A avaliação externa tem o papel de complementar e validar a avaliação interna. Seu ponto de partida é o relatório da auto-avaliação e ela contempla os mesmos aspectos da avaliação interna, sempre em uma perspectiva complementar.

Para encerrar este texto inicial sobre avaliação institucional, deixamos duas observações para reflexão:

Sempre criticamos os que resistem a mudanças, como se nós não resistíssemos a elas. Na verdade, resistência a mudanças não é pejorativo, faz parte do ser humano. Sempre que algo afeta valores, emoções, comportamentos e conhecimentos, passamos a ter resistência. Procuramos permanecer em uma zona de conforto. A nossa tendência é nos protegermos dos problemas, evitando o desconhecido. Refugiamo-nos nos valores e nos hábitos que já conhecemos. Como estamos vivendo um período de transição, incertezas, a preservação não é uma boa opção e entendemos que o verdadeiro aprendizado sempre ocorre fora da zona de conforto.
Precisamos ter uma escola ágil, que preze a si mesma e seja capaz de se questionar, uma escola com ambições, que projete um futuro para si, que aspire a excelência e esteja disposta a reconhecer e aprender com seus erros; uma escola capaz de conviver com mudanças e de suspeitar de longas calmarias, porque aprendeu que a mudança é a regra e a estabilidade, a exceção.
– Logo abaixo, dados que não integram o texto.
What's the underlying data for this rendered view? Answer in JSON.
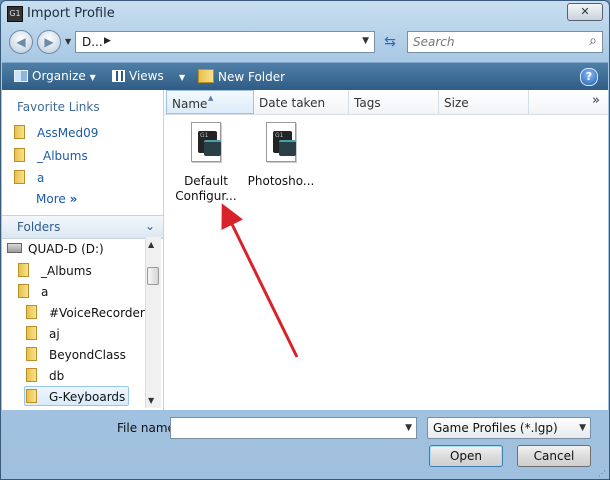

O que se espera é que todos - professores, alunos, funcionários, membros da comunidade externa - se identifiquem com o trabalho que realizam. Quando esta identificação existe, a escola deixa de girar no mesmo lugar, repetindo as mesmas rotinas ano após ano, porque energias positivas são liberadas e a escola ganha vitalidade, sinergia e rumo.
O próximo texto abordará um tipo de avaliação externa que é a avaliação de sistemas, apresentando como exemplo o Sistema Nacional de Avaliação da Educação Básica - SAEB.



REFERÊNCIAS BIBLIOGRÁFICAS

BOTH, Ivo José. Da verificação à avaliação da aprendizagem,: processos antagônicos. Ponta Grossa: Cadernos da PROCAD, n. 3, 1992.

ENSAIO: avaliação e políticas públicas em Educação , v.3, no 8, Rio de Janeiro: Fundação CESGRANRIO, 1995.

SEMINÁRIO INTERNACIONAL DE AVALIAÇÃO DA EDUCAÇÃO. ANAIS. RJ: CESGRANRIO, outubro, 1995.

SIMPÓSIO NACIONAL SOBRE AVALIAÇÃO EDUCACIONAL: UMA REFLEXÃO CRÍTICA. ANAIS. RJ: CESGRANRIO, outubro, 1993.